Meal similar to Ekiben provided in countries and regions other than Japan

In Taiwan, there is a box lunch called '鐡路飯盒' which is sold at railway stations in various areas, as well as sold on the train. As shown in 排骨飯 (dish cooked with boned rib of pork is put on rice) with egg dish, box lunch sold in Taiwan generally consists of rice, meat dish and egg dish. The box lunch containing sushi like Inari-zushi (stuffed sushi) and Nori-maki (vinegary rice rolled in dried laver seaweed) is also sold, because Taiwanese food culture is influenced by the Japanese food culture. Purchasers enjoy comparatively standardized box lunches, without finding big differences among stations. Therefore, it can be said those lunch box have less variety than Ekiben in Japan.

In Republic of Korea, box lunches similar to Makunouchi-bento containing rice, the main dish Bulgogi (Korean style grilled beef) and other side dishes, Makunouchi-bento-like box lunches containing rice and some side dishes, as well as box lunches of Nori-maki, are sold within station precincts or on the train. These box lunches are enjoying more variety than those sold in Taiwan, but less than Ekiben in Japan.

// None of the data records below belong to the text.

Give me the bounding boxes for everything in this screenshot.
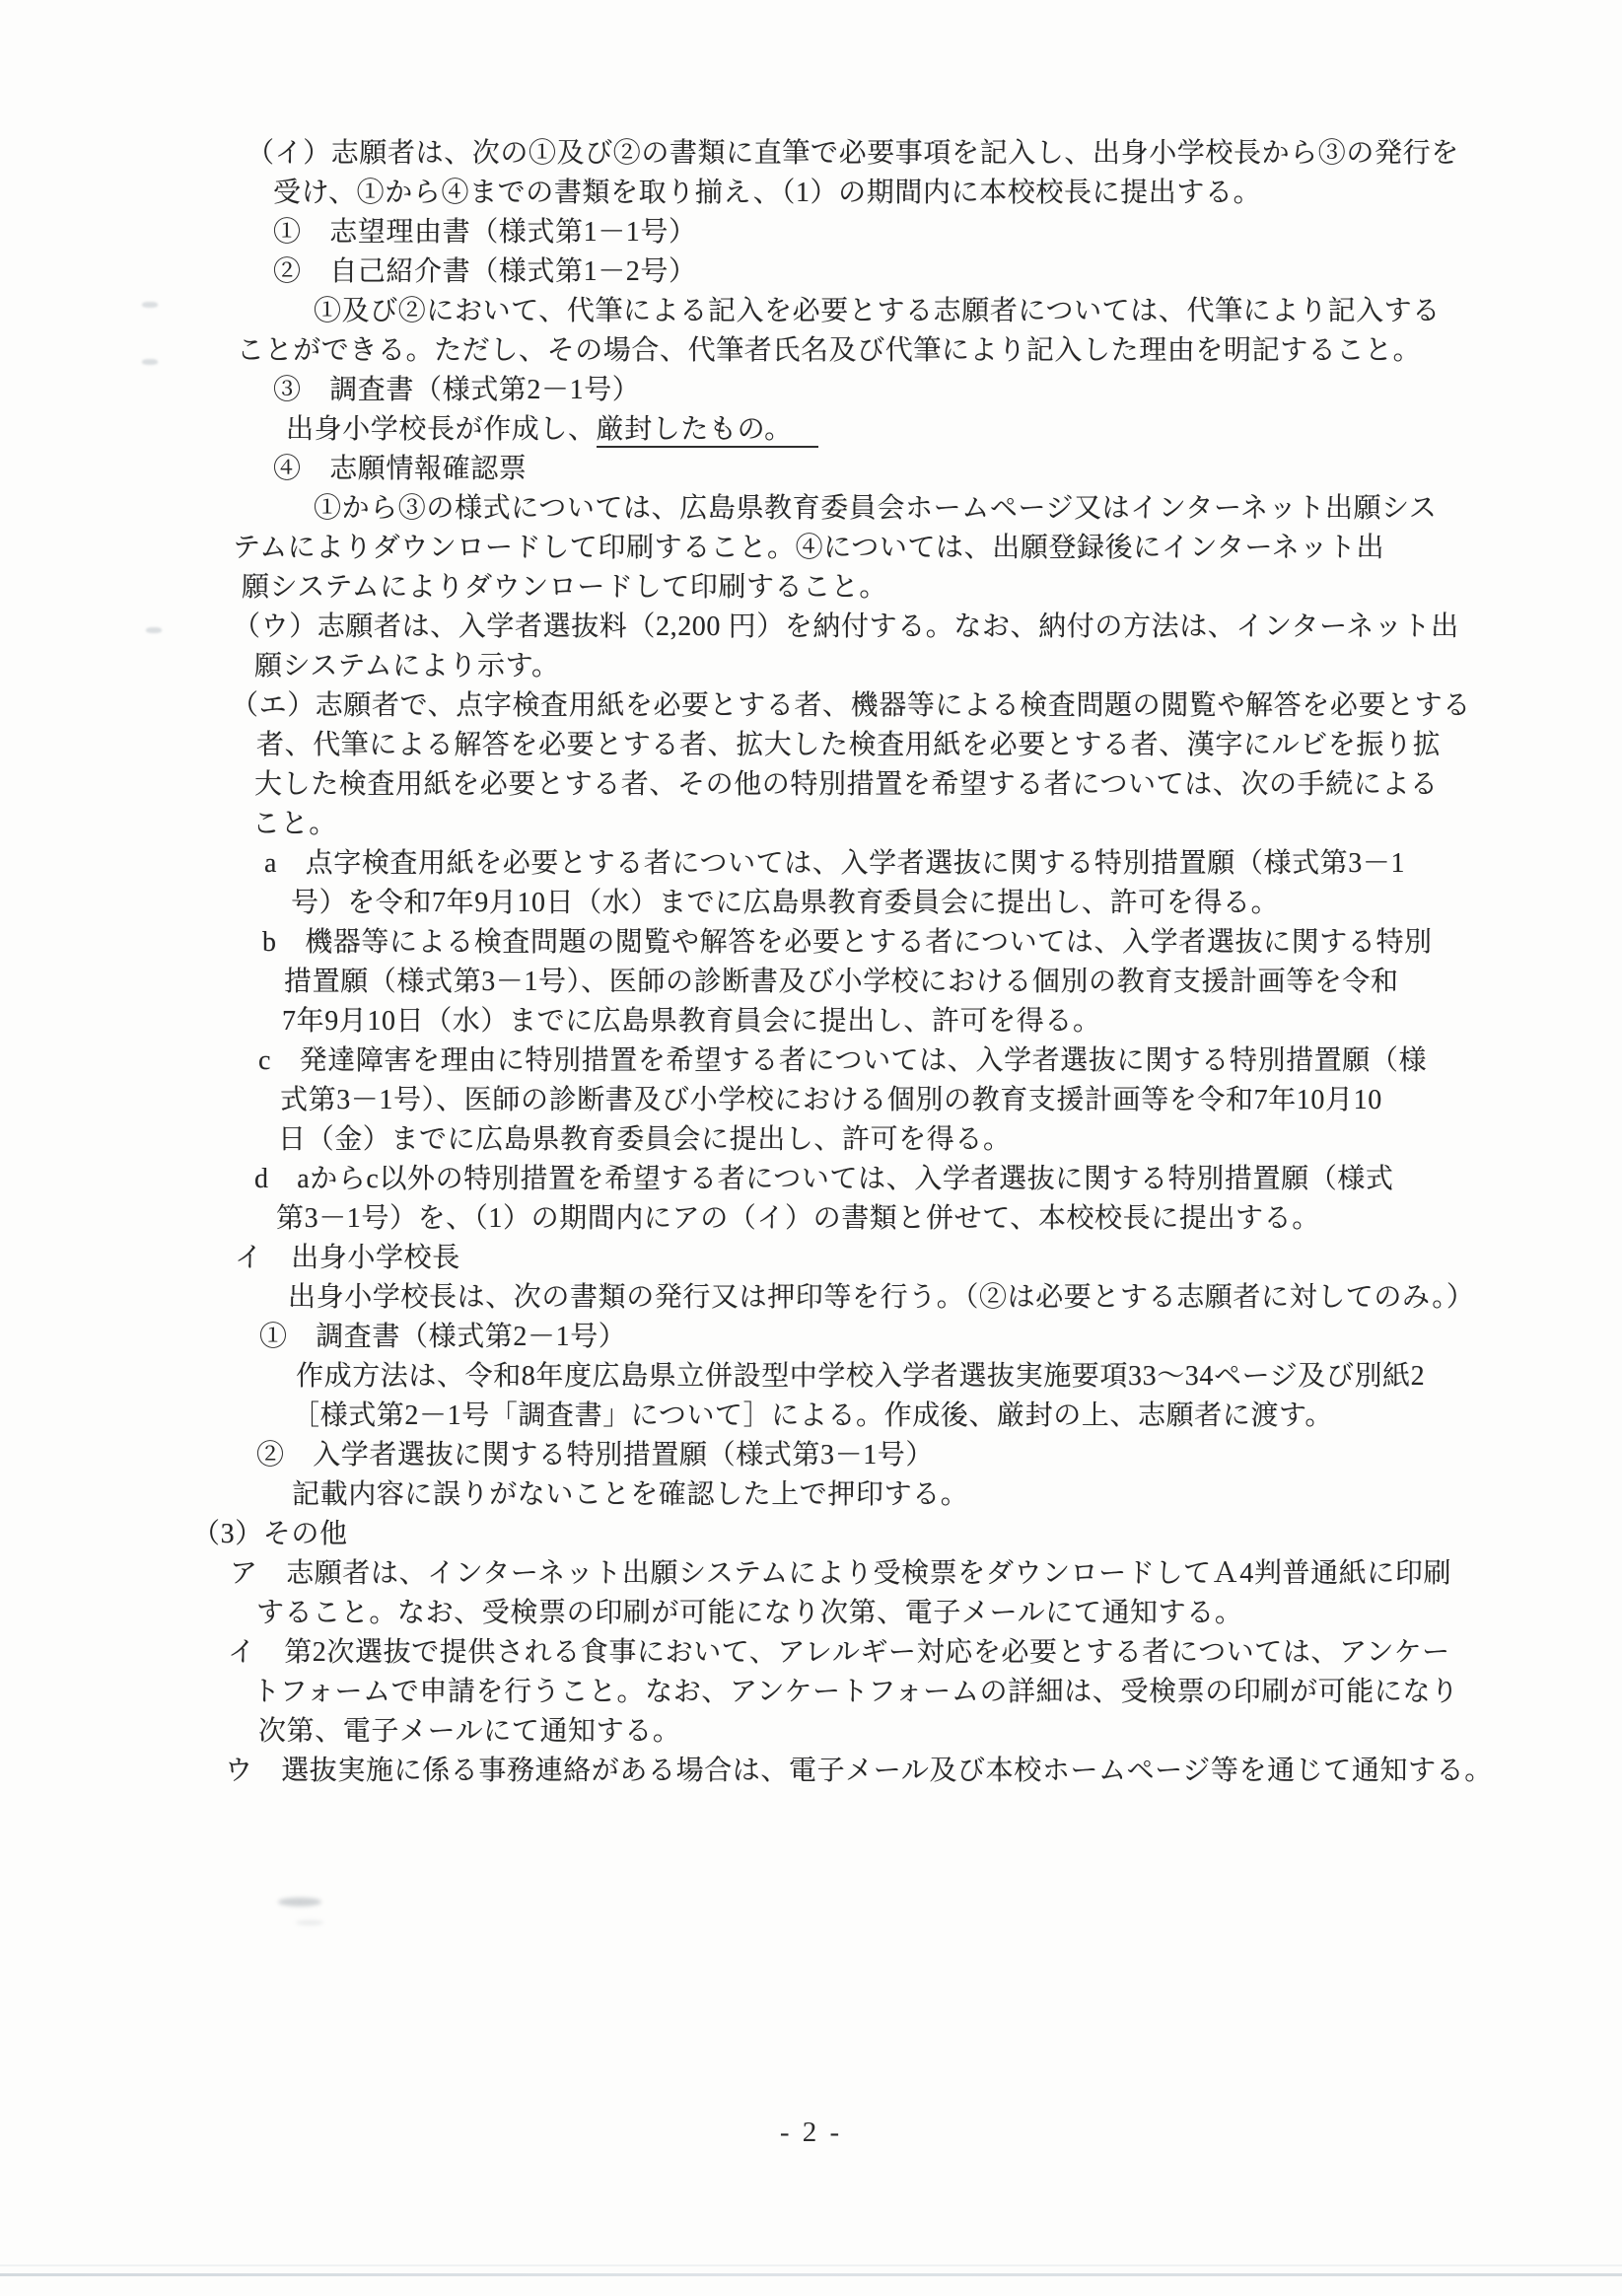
doc-line: 記載内容に誤りがないことを確認した上で押印する。 [292,1475,1622,1515]
doc-line: （エ）志願者で、点字検査用紙を必要とする者、機器等による検査問題の閲覧や解答を必… [231,686,1622,726]
doc-line: 次第、電子メールにて通知する。 [258,1712,1622,1752]
doc-line: すること。なお、受検票の印刷が可能になり次第、電子メールにて通知する。 [256,1594,1622,1633]
doc-line: 出身小学校長は、次の書類の発行又は押印等を行う。（②は必要とする志願者に対しての… [288,1278,1622,1318]
doc-line: 7年9月10日（水）までに広島県教育員会に提出し、許可を得る。 [282,1002,1622,1041]
doc-line: 大した検査用紙を必要とする者、その他の特別措置を希望する者については、次の手続に… [254,765,1622,805]
doc-heading: イ 出身小学校長 [235,1239,1622,1278]
doc-line: 願システムによりダウンロードして印刷すること。 [242,568,1622,608]
doc-line: トフォームで申請を行うこと。なお、アンケートフォームの詳細は、受検票の印刷が可能… [252,1673,1622,1712]
page-number: - 2 - [0,2117,1622,2149]
doc-line-item: ③ 調査書（様式第2－1号） [273,371,1622,410]
doc-line: ①から③の様式については、広島県教育委員会ホームページ又はインターネット出願シス [314,489,1622,529]
doc-line-item: イ 第2次選抜で提供される食事において、アレルギー対応を必要とする者については、… [228,1633,1622,1673]
doc-line: 願システムにより示す。 [254,647,1622,686]
doc-line-underlined: 出身小学校長が作成し、厳封したもの。 [286,410,1622,450]
doc-line: こと。 [252,805,1622,844]
doc-line-item: d aからc以外の特別措置を希望する者については、入学者選抜に関する特別措置願（… [254,1160,1622,1199]
scan-smudge-artifact [296,1920,323,1925]
doc-line: 受け、①から④までの書類を取り揃え、（1）の期間内に本校校長に提出する。 [273,174,1622,213]
scan-edge-artifact [146,627,162,633]
doc-line: （ウ）志願者は、入学者選抜料（2,200 円）を納付する。なお、納付の方法は、イ… [233,608,1622,647]
doc-line: 式第3－1号）、医師の診断書及び小学校における個別の教育支援計画等を令和7年10… [280,1081,1622,1120]
doc-line: 作成方法は、令和8年度広島県立併設型中学校入学者選抜実施要項33〜34ページ及び… [296,1357,1622,1397]
doc-line: ［様式第2－1号「調査書」について］による。作成後、厳封の上、志願者に渡す。 [292,1397,1622,1436]
scan-edge-artifact [142,302,158,308]
doc-line-item: ④ 志願情報確認票 [273,450,1622,489]
doc-line: ことができる。ただし、その場合、代筆者氏名及び代筆により記入した理由を明記するこ… [237,331,1622,371]
doc-line: 日（金）までに広島県教育委員会に提出し、許可を得る。 [278,1120,1622,1160]
doc-line-item: ① 志望理由書（様式第1－1号） [273,213,1622,252]
doc-line-item: ① 調査書（様式第2－1号） [259,1318,1622,1357]
doc-line-item: b 機器等による検査問題の閲覧や解答を必要とする者については、入学者選抜に関する… [262,923,1622,963]
document-body: （イ）志願者は、次の①及び②の書類に直筆で必要事項を記入し、出身小学校長から③の… [0,134,1622,1791]
doc-line: 第3－1号）を、（1）の期間内にアの（イ）の書類と併せて、本校校長に提出する。 [276,1199,1622,1239]
doc-line-item: ② 入学者選抜に関する特別措置願（様式第3－1号） [256,1436,1622,1475]
document-page: （イ）志願者は、次の①及び②の書類に直筆で必要事項を記入し、出身小学校長から③の… [0,0,1622,2296]
doc-line-item: ② 自己紹介書（様式第1－2号） [273,252,1622,292]
doc-line: 号）を令和7年9月10日（水）までに広島県教育委員会に提出し、許可を得る。 [291,884,1622,923]
scan-line-artifact [0,2273,1622,2276]
doc-line-item: c 発達障害を理由に特別措置を希望する者については、入学者選抜に関する特別措置願… [258,1041,1622,1081]
scan-line-artifact [0,2264,1622,2266]
underlined-text: 厳封したもの。 [597,414,818,448]
doc-text: 出身小学校長が作成し、 [286,414,597,445]
doc-line-item: ウ 選抜実施に係る事務連絡がある場合は、電子メール及び本校ホームページ等を通じて… [225,1752,1622,1791]
scan-edge-artifact [142,359,158,365]
scan-smudge-artifact [278,1898,321,1906]
doc-line: テムによりダウンロードして印刷すること。④については、出願登録後にインターネット… [233,529,1622,568]
doc-line: 者、代筆による解答を必要とする者、拡大した検査用紙を必要とする者、漢字にルビを振… [256,726,1622,765]
doc-line-item: a 点字検査用紙を必要とする者については、入学者選抜に関する特別措置願（様式第3… [264,844,1622,884]
doc-line: （イ）志願者は、次の①及び②の書類に直筆で必要事項を記入し、出身小学校長から③の… [247,134,1622,174]
doc-line-item: ア 志願者は、インターネット出願システムにより受検票をダウンロードしてＡ4判普通… [230,1554,1622,1594]
doc-line: ①及び②において、代筆による記入を必要とする志願者については、代筆により記入する [314,292,1622,331]
doc-line: 措置願（様式第3－1号）、医師の診断書及び小学校における個別の教育支援計画等を令… [284,963,1622,1002]
doc-heading: （3）その他 [192,1515,1622,1554]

In the People's Republic of China, passengers can buy a box lunch of rice topped with side dishes like meat dish, which are cooked in the kitchen of dining cars and served hot through the service of sales in the train.

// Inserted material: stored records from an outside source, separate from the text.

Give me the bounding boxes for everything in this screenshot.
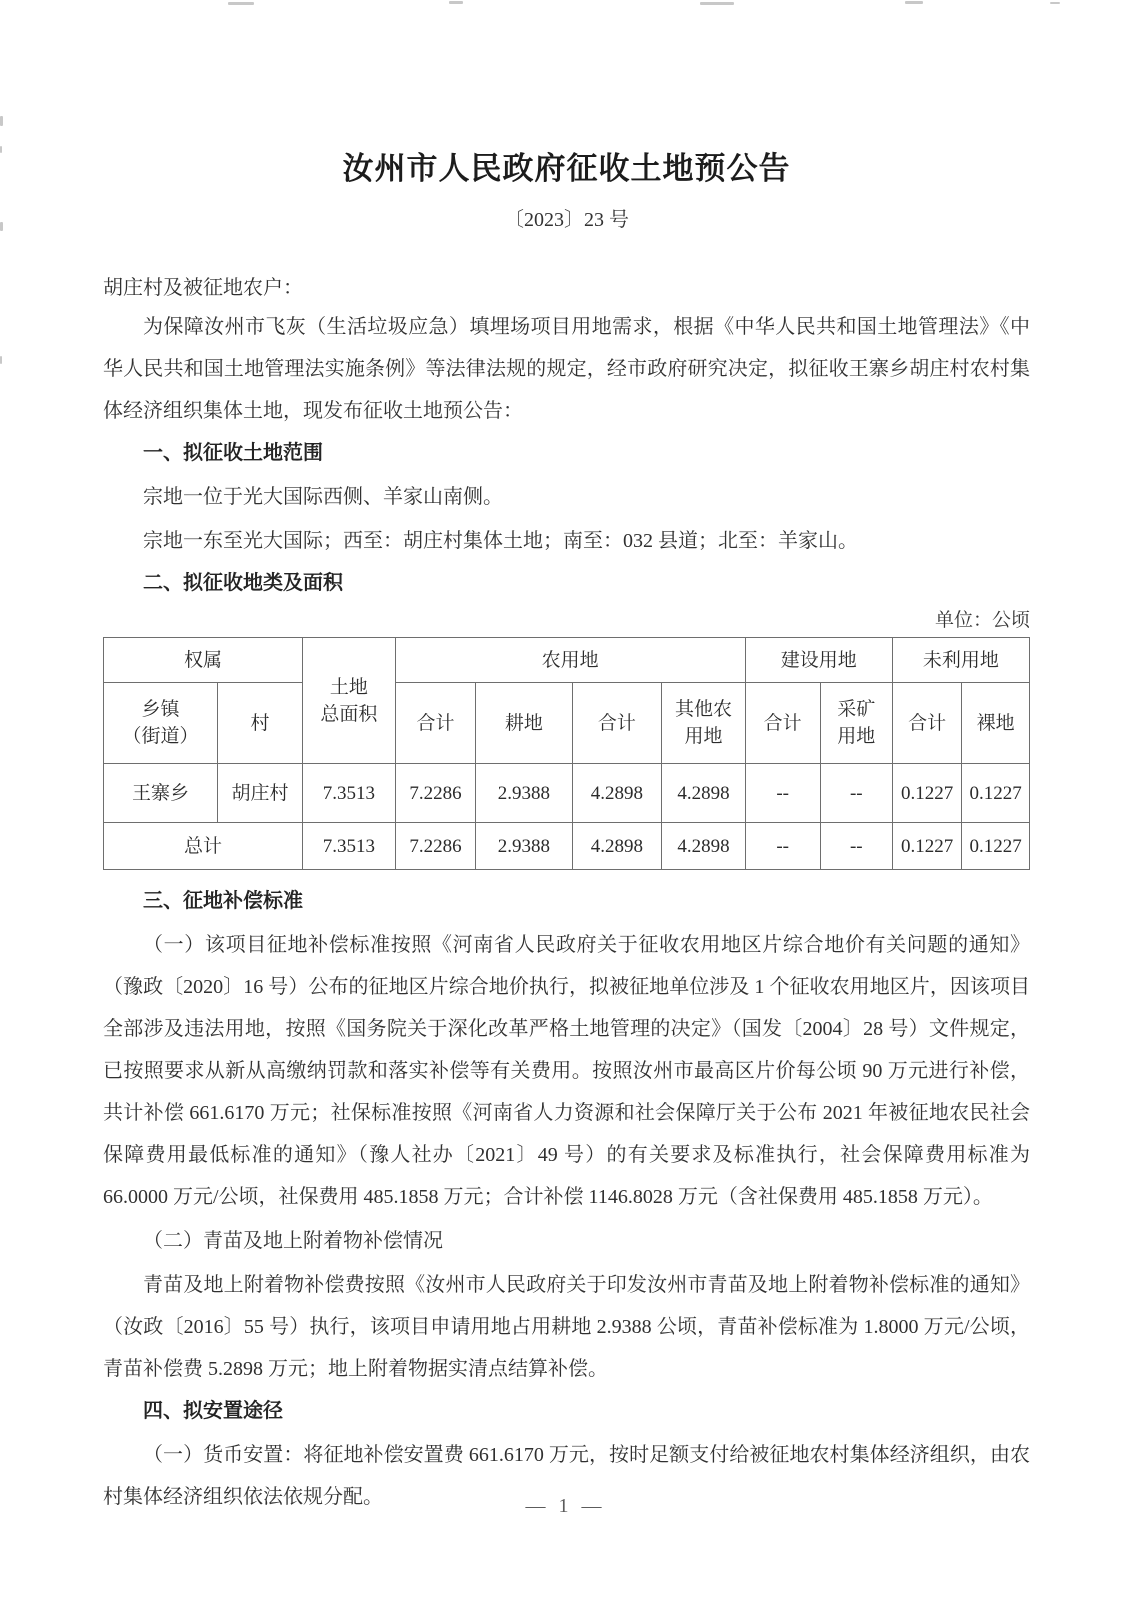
scan-artifact (1050, 2, 1060, 4)
section-4-heading: 四、拟安置途径 (103, 1390, 1030, 1432)
parcel-location-line: 宗地一位于光大国际西侧、羊家山南侧。 (103, 476, 1030, 518)
document-page: 汝州市人民政府征收土地预公告 〔2023〕23 号 胡庄村及被征地农户： 为保障… (0, 0, 1131, 1600)
header-land-total-area-line2: 总面积 (304, 701, 394, 728)
table-total-row: 总计 7.3513 7.2286 2.9388 4.2898 4.2898 --… (104, 823, 1030, 870)
header-agricultural-land: 农用地 (395, 638, 745, 683)
doc-number: 〔2023〕23 号 (103, 206, 1030, 234)
cell-mining: -- (820, 764, 892, 823)
cell-other-agri-subtotal: 4.2898 (572, 764, 662, 823)
header-other-agri-line2: 用地 (663, 723, 743, 750)
header-construction-land: 建设用地 (745, 638, 892, 683)
header-township: 乡镇 （街道） (104, 683, 218, 764)
header-unused-subtotal: 合计 (892, 683, 961, 764)
footer-page-number: — 1 — (0, 1495, 1131, 1518)
header-agri-subtotal: 合计 (395, 683, 476, 764)
cell-agri-subtotal: 7.2286 (395, 764, 476, 823)
header-mining-line2: 用地 (822, 723, 891, 750)
header-land-total-area: 土地 总面积 (303, 638, 396, 764)
table-header-row-1: 权属 土地 总面积 农用地 建设用地 未利用地 (104, 638, 1030, 683)
cell-bare-land: 0.1227 (962, 764, 1030, 823)
table-header-row-2: 乡镇 （街道） 村 合计 耕地 合计 其他农 用地 合计 采矿 用地 合计 裸地 (104, 683, 1030, 764)
total-mining: -- (820, 823, 892, 870)
header-other-agri-land: 其他农 用地 (662, 683, 745, 764)
header-township-line2: （街道） (105, 723, 216, 750)
section-2-heading: 二、拟征收地类及面积 (103, 562, 1030, 604)
header-township-line1: 乡镇 (105, 696, 216, 723)
cell-township: 王寨乡 (104, 764, 218, 823)
scan-artifact (905, 1, 923, 4)
intro-paragraph: 为保障汝州市飞灰（生活垃圾应急）填埋场项目用地需求，根据《中华人民共和国土地管理… (103, 306, 1030, 432)
cell-village: 胡庄村 (217, 764, 302, 823)
header-ownership: 权属 (104, 638, 303, 683)
scan-artifact (0, 222, 3, 231)
compensation-paragraph: （一）该项目征地补偿标准按照《河南省人民政府关于征收农用地区片综合地价有关问题的… (103, 924, 1030, 1218)
scan-artifact (0, 356, 2, 364)
total-agri-subtotal: 7.2286 (395, 823, 476, 870)
cell-other-agri: 4.2898 (662, 764, 745, 823)
header-village: 村 (217, 683, 302, 764)
section-3-heading: 三、征地补偿标准 (103, 880, 1030, 922)
total-bare-land: 0.1227 (962, 823, 1030, 870)
seedling-compensation-paragraph: 青苗及地上附着物补偿费按照《汝州市人民政府关于印发汝州市青苗及地上附着物补偿标准… (103, 1264, 1030, 1390)
total-other-agri: 4.2898 (662, 823, 745, 870)
total-label: 总计 (104, 823, 303, 870)
section-1-heading: 一、拟征收土地范围 (103, 432, 1030, 474)
header-unused-land: 未利用地 (892, 638, 1029, 683)
header-other-agri-line1: 其他农 (663, 696, 743, 723)
cell-cultivated: 2.9388 (476, 764, 572, 823)
header-construction-subtotal: 合计 (745, 683, 820, 764)
header-bare-land: 裸地 (962, 683, 1030, 764)
cell-land-total: 7.3513 (303, 764, 396, 823)
page-title: 汝州市人民政府征收土地预公告 (103, 148, 1030, 190)
unit-note: 单位：公顷 (103, 608, 1030, 634)
header-land-total-area-line1: 土地 (304, 674, 394, 701)
header-cultivated-land: 耕地 (476, 683, 572, 764)
total-other-agri-subtotal: 4.2898 (572, 823, 662, 870)
total-cultivated: 2.9388 (476, 823, 572, 870)
land-area-table: 权属 土地 总面积 农用地 建设用地 未利用地 乡镇 （街道） 村 合计 耕地 … (103, 637, 1030, 870)
header-other-agri-subtotal: 合计 (572, 683, 662, 764)
total-land-total: 7.3513 (303, 823, 396, 870)
salutation: 胡庄村及被征地农户： (103, 272, 1030, 304)
scan-artifact (228, 2, 254, 5)
cell-unused-subtotal: 0.1227 (892, 764, 961, 823)
scan-artifact (449, 1, 463, 4)
total-unused-subtotal: 0.1227 (892, 823, 961, 870)
header-mining-land: 采矿 用地 (820, 683, 892, 764)
table-row: 王寨乡 胡庄村 7.3513 7.2286 2.9388 4.2898 4.28… (104, 764, 1030, 823)
scan-artifact (0, 116, 3, 126)
scan-artifact (0, 146, 2, 153)
section-3-subheading-2: （二）青苗及地上附着物补偿情况 (103, 1220, 1030, 1262)
parcel-boundaries-line: 宗地一东至光大国际；西至：胡庄村集体土地；南至：032 县道；北至：羊家山。 (103, 520, 1030, 562)
scan-artifact (700, 2, 734, 5)
cell-construction-subtotal: -- (745, 764, 820, 823)
header-mining-line1: 采矿 (822, 696, 891, 723)
total-construction-subtotal: -- (745, 823, 820, 870)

As for Southeast Asia and South Asia, a box lunch of rice topped with meat dish and a sunny-side up, a box lunch of cooked rice with added ingredients and other types of box lunch are sold with a chirirenge (ceramic spoon) within station precincts or on the train in Kingdom of Thailand. In Vietnam, chimaki (a rice dumpling wrapped in bamboo leaves) are sold, and in India, a set of meal consists of curry and rice or bread like nan bread are sold at railway stations. However, unlike 'Ekiben' in Japan, none of them have a culture or sense to pay special attention to these box lunch.

In Europe, some railway stations in northern and middle Italy sell a set of meal consists of meat dish, vegetable, pasta, bread or sandwich, and a small bottle of wine. There are little difference in quality and quantity of the meal among stations. However, the number of stations selling such a meal is less than that selling Ekiben in Japan.

In railway routes connecting European cities, many passengers needed a meal twice or more, because they used to stay on a train for a long time. Therefore, even if they carried cooked meals with them on the train, those meals could not be eaten for the second meal. Moreover, a buffet car was usually attached to such a train traveling long distance, boasting various menus and delicious dishes. Passengers had time to buy or eat snacks at a station during a stop. Therefore, unlike in Japan, it is believed that the concept of Ekiben was not fostered in Europe.

The culture and sense defining the box lunch sold within station precincts, etc. and limited to the station as 'Ekiben' is peculiar to Japan. Although there are cultures and senses similar to Japan in Taiwan and South Korea, they have not taken root as much as those in Japan.